Bir sinema filminde reji asistanı olarak görev yapan, astım hastası Aka, Emek’in sokağında dövülerek gözaltına alındığını ve araca götürüldüğünü ifade etti: “Tekme atıp, bileklerimi burktular ve kelepçelediler. O sırada astım krizine girdim ve hastaneye gitmek istedim. Araç çok havasız olduğu için dışarıda beklemek istedim, ancak bu talebimi geri çevirdiler.

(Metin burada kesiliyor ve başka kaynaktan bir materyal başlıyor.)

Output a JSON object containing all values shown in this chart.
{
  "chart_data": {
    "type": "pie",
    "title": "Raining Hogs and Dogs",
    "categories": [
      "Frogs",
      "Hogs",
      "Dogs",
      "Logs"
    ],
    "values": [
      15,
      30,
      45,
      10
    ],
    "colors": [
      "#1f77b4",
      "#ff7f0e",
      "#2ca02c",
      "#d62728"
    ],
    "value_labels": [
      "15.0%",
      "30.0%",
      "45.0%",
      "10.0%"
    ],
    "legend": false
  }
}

Taksim İlkyardım Hastanesi’nde beni solunum cihazına soktular, ondan sonra düzelebildim.”

Polis tarafından burnu ve yüzünden darp edilen arkeoloji öğrencisi Büyüktunca ise olaylar biterken İstiklal Caddesi’nin ara sokaklarında gözaltına alındığını belirtti. “Etrafımı sararak üstüme koştular. Çevik kuvvet otobüsüne tekme tokat bindirildim. Bindirildikten sonra da bir polis daha yüzüme yumruk attı. Taksim İlkyardım’da ise hakkım olmasına rağmen doktorla bire bir konuşmama izin verilmedi. Polis memuru dışarı çıkmadı.”

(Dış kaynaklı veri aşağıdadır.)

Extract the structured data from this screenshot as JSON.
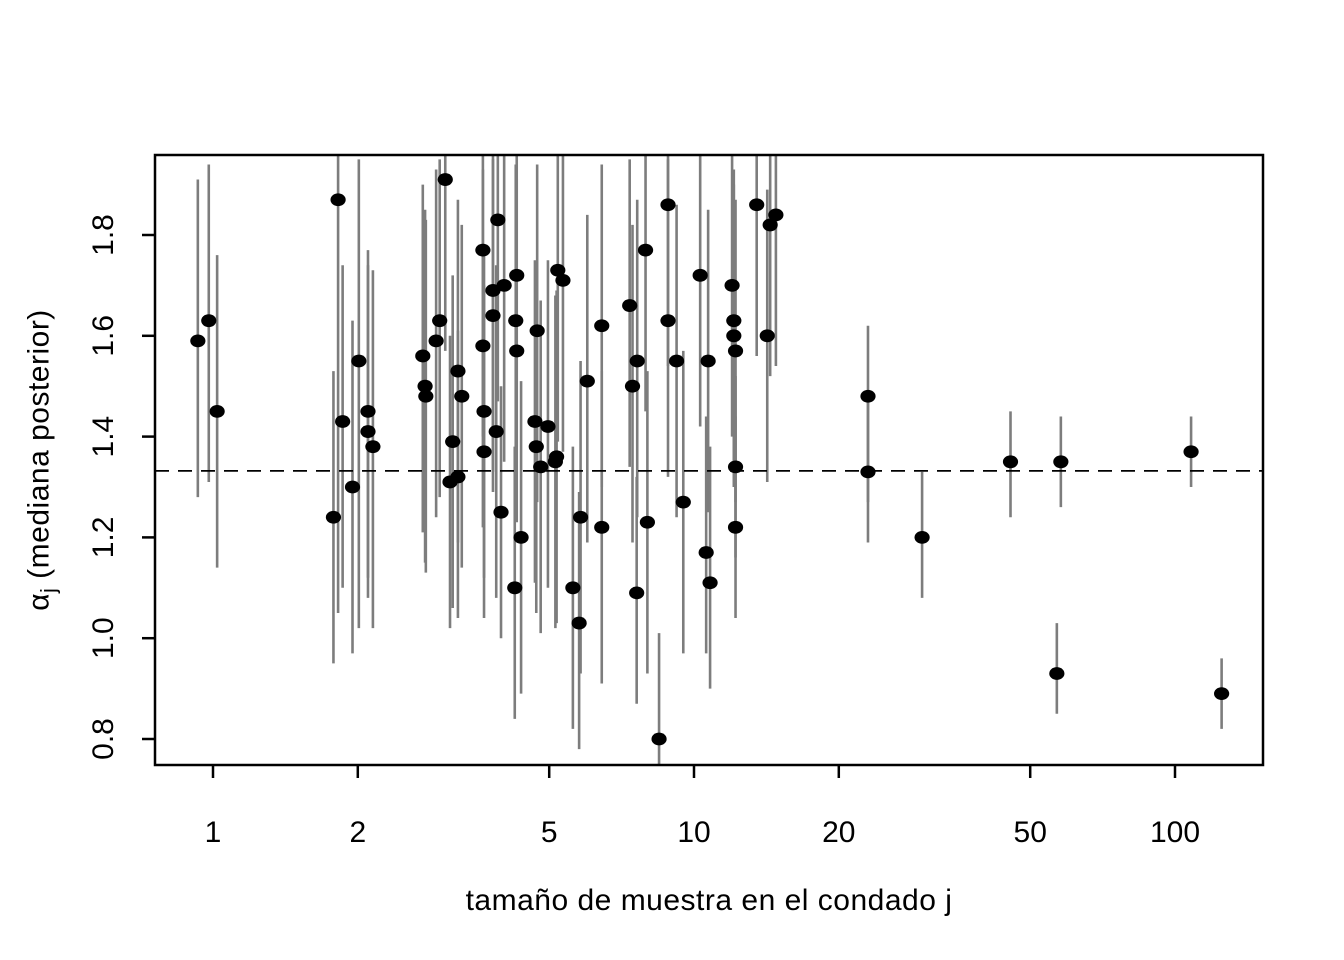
{
  "figure": {
    "background": "#ffffff",
    "xlabel": "tamaño de muestra en el condado j",
    "ylabel_alpha": "α",
    "ylabel_sub": "j",
    "ylabel_rest": " (mediana posterior)"
  },
  "chart_data": {
    "type": "scatter",
    "subtype": "points-with-vertical-error-bars",
    "title": "",
    "xlabel": "tamaño de muestra en el condado j",
    "ylabel": "alpha_j (mediana posterior)",
    "x_scale": "log10",
    "x_ticks": [
      1,
      2,
      5,
      10,
      20,
      50,
      100
    ],
    "y_ticks": [
      0.8,
      1.0,
      1.2,
      1.4,
      1.6,
      1.8
    ],
    "xlim": [
      0.76,
      152
    ],
    "ylim": [
      0.748,
      1.959
    ],
    "reference_line_y": 1.332,
    "reference_line_style": "dashed",
    "grid": false,
    "legend": "none",
    "point_color": "#000000",
    "bar_color": "#7d7d7d",
    "points": [
      {
        "n": 0.93,
        "med": 1.59,
        "lo": 1.28,
        "hi": 1.91
      },
      {
        "n": 0.98,
        "med": 1.63,
        "lo": 1.31,
        "hi": 1.94
      },
      {
        "n": 1.02,
        "med": 1.45,
        "lo": 1.14,
        "hi": 1.76
      },
      {
        "n": 1.82,
        "med": 1.87,
        "lo": 1.05,
        "hi": 1.96
      },
      {
        "n": 2.01,
        "med": 1.55,
        "lo": 1.02,
        "hi": 1.95
      },
      {
        "n": 1.86,
        "med": 1.43,
        "lo": 1.1,
        "hi": 1.74
      },
      {
        "n": 2.1,
        "med": 1.45,
        "lo": 1.12,
        "hi": 1.77
      },
      {
        "n": 2.1,
        "med": 1.41,
        "lo": 1.08,
        "hi": 1.74
      },
      {
        "n": 2.15,
        "med": 1.38,
        "lo": 1.02,
        "hi": 1.73
      },
      {
        "n": 1.95,
        "med": 1.3,
        "lo": 0.97,
        "hi": 1.63
      },
      {
        "n": 1.78,
        "med": 1.24,
        "lo": 0.95,
        "hi": 1.53
      },
      {
        "n": 3.04,
        "med": 1.91,
        "lo": 1.57,
        "hi": 1.96
      },
      {
        "n": 2.73,
        "med": 1.56,
        "lo": 1.21,
        "hi": 1.9
      },
      {
        "n": 2.76,
        "med": 1.5,
        "lo": 1.15,
        "hi": 1.85
      },
      {
        "n": 2.77,
        "med": 1.48,
        "lo": 1.13,
        "hi": 1.83
      },
      {
        "n": 2.96,
        "med": 1.63,
        "lo": 1.28,
        "hi": 1.95
      },
      {
        "n": 2.91,
        "med": 1.59,
        "lo": 1.24,
        "hi": 1.93
      },
      {
        "n": 3.23,
        "med": 1.53,
        "lo": 1.19,
        "hi": 1.87
      },
      {
        "n": 3.29,
        "med": 1.48,
        "lo": 1.14,
        "hi": 1.82
      },
      {
        "n": 3.11,
        "med": 1.31,
        "lo": 1.02,
        "hi": 1.6
      },
      {
        "n": 3.23,
        "med": 1.32,
        "lo": 1.04,
        "hi": 1.61
      },
      {
        "n": 3.15,
        "med": 1.39,
        "lo": 1.06,
        "hi": 1.72
      },
      {
        "n": 3.66,
        "med": 1.37,
        "lo": 1.04,
        "hi": 1.7
      },
      {
        "n": 3.66,
        "med": 1.45,
        "lo": 1.12,
        "hi": 1.78
      },
      {
        "n": 3.64,
        "med": 1.77,
        "lo": 1.4,
        "hi": 1.96
      },
      {
        "n": 3.91,
        "med": 1.83,
        "lo": 1.47,
        "hi": 1.96
      },
      {
        "n": 3.64,
        "med": 1.58,
        "lo": 1.22,
        "hi": 1.93
      },
      {
        "n": 3.82,
        "med": 1.69,
        "lo": 1.33,
        "hi": 1.96
      },
      {
        "n": 4.03,
        "med": 1.7,
        "lo": 1.35,
        "hi": 1.96
      },
      {
        "n": 3.82,
        "med": 1.64,
        "lo": 1.29,
        "hi": 1.95
      },
      {
        "n": 4.26,
        "med": 1.63,
        "lo": 1.29,
        "hi": 1.94
      },
      {
        "n": 4.28,
        "med": 1.72,
        "lo": 1.38,
        "hi": 1.96
      },
      {
        "n": 4.28,
        "med": 1.57,
        "lo": 1.23,
        "hi": 1.91
      },
      {
        "n": 3.88,
        "med": 1.41,
        "lo": 1.08,
        "hi": 1.74
      },
      {
        "n": 3.97,
        "med": 1.25,
        "lo": 1.0,
        "hi": 1.5
      },
      {
        "n": 4.37,
        "med": 1.2,
        "lo": 0.89,
        "hi": 1.51
      },
      {
        "n": 4.24,
        "med": 1.1,
        "lo": 0.84,
        "hi": 1.38
      },
      {
        "n": 4.72,
        "med": 1.61,
        "lo": 1.27,
        "hi": 1.94
      },
      {
        "n": 5.21,
        "med": 1.73,
        "lo": 1.39,
        "hi": 1.96
      },
      {
        "n": 5.34,
        "med": 1.71,
        "lo": 1.37,
        "hi": 1.96
      },
      {
        "n": 4.67,
        "med": 1.43,
        "lo": 1.11,
        "hi": 1.75
      },
      {
        "n": 4.97,
        "med": 1.42,
        "lo": 1.1,
        "hi": 1.75
      },
      {
        "n": 4.7,
        "med": 1.38,
        "lo": 1.05,
        "hi": 1.7
      },
      {
        "n": 5.18,
        "med": 1.36,
        "lo": 1.03,
        "hi": 1.69
      },
      {
        "n": 4.8,
        "med": 1.34,
        "lo": 1.01,
        "hi": 1.67
      },
      {
        "n": 5.15,
        "med": 1.35,
        "lo": 1.02,
        "hi": 1.68
      },
      {
        "n": 5.6,
        "med": 1.1,
        "lo": 0.82,
        "hi": 1.38
      },
      {
        "n": 5.77,
        "med": 1.03,
        "lo": 0.78,
        "hi": 1.29
      },
      {
        "n": 5.81,
        "med": 1.24,
        "lo": 0.93,
        "hi": 1.55
      },
      {
        "n": 6.43,
        "med": 1.22,
        "lo": 0.91,
        "hi": 1.53
      },
      {
        "n": 6.0,
        "med": 1.51,
        "lo": 1.19,
        "hi": 1.84
      },
      {
        "n": 6.43,
        "med": 1.62,
        "lo": 1.3,
        "hi": 1.94
      },
      {
        "n": 7.35,
        "med": 1.66,
        "lo": 1.34,
        "hi": 1.95
      },
      {
        "n": 7.93,
        "med": 1.77,
        "lo": 1.45,
        "hi": 1.96
      },
      {
        "n": 8.83,
        "med": 1.86,
        "lo": 1.54,
        "hi": 1.96
      },
      {
        "n": 7.62,
        "med": 1.55,
        "lo": 1.24,
        "hi": 1.87
      },
      {
        "n": 7.45,
        "med": 1.5,
        "lo": 1.19,
        "hi": 1.82
      },
      {
        "n": 9.2,
        "med": 1.55,
        "lo": 1.24,
        "hi": 1.86
      },
      {
        "n": 8.83,
        "med": 1.63,
        "lo": 1.32,
        "hi": 1.95
      },
      {
        "n": 8.0,
        "med": 1.23,
        "lo": 0.93,
        "hi": 1.53
      },
      {
        "n": 7.6,
        "med": 1.09,
        "lo": 0.87,
        "hi": 1.32
      },
      {
        "n": 8.46,
        "med": 0.8,
        "lo": 0.75,
        "hi": 1.01
      },
      {
        "n": 9.5,
        "med": 1.27,
        "lo": 0.97,
        "hi": 1.57
      },
      {
        "n": 10.3,
        "med": 1.72,
        "lo": 1.42,
        "hi": 1.96
      },
      {
        "n": 10.7,
        "med": 1.55,
        "lo": 1.25,
        "hi": 1.85
      },
      {
        "n": 12.0,
        "med": 1.7,
        "lo": 1.4,
        "hi": 1.96
      },
      {
        "n": 12.1,
        "med": 1.63,
        "lo": 1.34,
        "hi": 1.93
      },
      {
        "n": 12.1,
        "med": 1.6,
        "lo": 1.3,
        "hi": 1.9
      },
      {
        "n": 12.2,
        "med": 1.57,
        "lo": 1.27,
        "hi": 1.87
      },
      {
        "n": 14.2,
        "med": 1.6,
        "lo": 1.31,
        "hi": 1.89
      },
      {
        "n": 13.5,
        "med": 1.86,
        "lo": 1.56,
        "hi": 1.96
      },
      {
        "n": 14.8,
        "med": 1.84,
        "lo": 1.54,
        "hi": 1.96
      },
      {
        "n": 14.4,
        "med": 1.82,
        "lo": 1.52,
        "hi": 1.96
      },
      {
        "n": 12.2,
        "med": 1.34,
        "lo": 1.16,
        "hi": 1.52
      },
      {
        "n": 12.2,
        "med": 1.22,
        "lo": 1.04,
        "hi": 1.44
      },
      {
        "n": 10.6,
        "med": 1.17,
        "lo": 0.97,
        "hi": 1.44
      },
      {
        "n": 10.8,
        "med": 1.11,
        "lo": 0.9,
        "hi": 1.38
      },
      {
        "n": 23.0,
        "med": 1.48,
        "lo": 1.27,
        "hi": 1.62
      },
      {
        "n": 23.0,
        "med": 1.33,
        "lo": 1.19,
        "hi": 1.49
      },
      {
        "n": 29.8,
        "med": 1.2,
        "lo": 1.08,
        "hi": 1.33
      },
      {
        "n": 45.5,
        "med": 1.35,
        "lo": 1.24,
        "hi": 1.45
      },
      {
        "n": 57.9,
        "med": 1.35,
        "lo": 1.26,
        "hi": 1.44
      },
      {
        "n": 56.8,
        "med": 0.93,
        "lo": 0.85,
        "hi": 1.03
      },
      {
        "n": 108,
        "med": 1.37,
        "lo": 1.3,
        "hi": 1.44
      },
      {
        "n": 125,
        "med": 0.89,
        "lo": 0.82,
        "hi": 0.96
      }
    ]
  }
}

Aralarında yönetmenler Seren Yüce, Emin Alper, oyuncu Derya Durmaz, TMMOB Mimarlar Odası’ndan Mücella Yapıcı, sinema yazarları ve SİYAD üyelerinin de bulunduğu topluluk Çağlayan Adliyesi’nde toplanarak bir basın açıklaması yaptı. SİYAD adına açıklamayı derneğin basın sözcüsü Senem Aytaç yaptı. Kültür Bakanı’nın istifaya çağrıldığı açıklamada, “‘İleri demokrasiye’ geçtiği iddia edilen Türkiye, sinemaseverlerine ve sinema sanatçılarına polis terörü uygulayan ilk ülke olarak tarihe geçmiştir. Yaratılan bu utanç tablosu karşısında Kültür Bakanı Ömer Çelik derhal istifa etmeli, saldırı emrini veren sorumlular hakkında işlem yapılmalıdır” denildi.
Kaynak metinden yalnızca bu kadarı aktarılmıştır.